My Dear Friend,
You called today and I am so grateful I was able to answer as too often I’m not.
When I got to your door I saw a strong woman. A woman with a fighting spirit and a fierce ambition to be the master of all trades. I saw a woman I admire who has listless traits I’d love to emulate. I saw a woman who likes to live life with passion and rigour, not stand idly and watch it pass her by.
I saw a new vulnerability in you today. I saw a chink in your perfection that made you more beautiful, more admirable. I saw a woman struggling to reach the bar she sets so high, as well as find time to smell the roses on her way up.

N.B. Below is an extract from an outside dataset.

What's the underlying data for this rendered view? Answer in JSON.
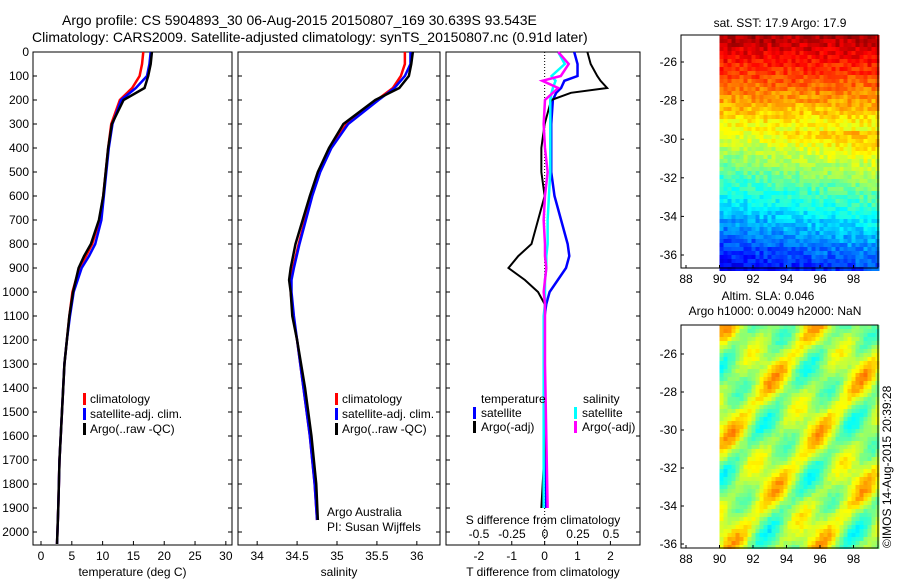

We are nothing more than we choose to reveal, and today you revealed a new facet. A beautiful new dimension that reinforced your strength. It takes a strong woman to acknowledge that her balance is off. It takes a strong woman to cry and honestly profess that she’s losing herself. It takes an even stronger woman to know that it’s necessary to know who you are, and to nurture that amidst all the other things you’re nurturing. It takes a strong woman to realise that she is not defined by the roles she fills, by her labels. Rather that she is defined by her character. Her own unique essence. And that it’s this very essence that allows her to excel in each of her roles. This essence is valuable and if you feel it slipping away, you have to find a way to grab it, hang onto it and nurture it. If you don’t you become simply ‘okay’. And ‘okay’ just doesn’t cut it for someone as perfectly imperfect as you. Excellence is your only okay. And you’ll find it. You’ll go and get it because life isn’t what you want it to be without it.
I’m going to turn to two of my most helpful pieces of writing in an attempt to help you quiet your mind long enough to see a clear plan forward; Max Ehrmann’s Desiderata and the beginning of The Serenity Prayer.
Reading the Desiderata is cathartic. It gently and practically reminds me what I already know. It begins with a recognition that life is loud and fast, and ends with a reminder that my ultimate goal is happiness. Priceless validation. The Serenity Prayer, I’m sure you know it. “God grant me the serenity to accept the things I cannot change; the courage to change the things I can; and the wisdom to know the difference.” Again, a reminder. This time to not exhaust my efforts in vain. In times of stress and doubt these pieces seem to provide me with perspective, and subsequently hope. My hope now is that they may do the same for you.
Hang in there love and remember that your vulnerability, recognition of your fragility, makes you stronger than you ever knew you could be.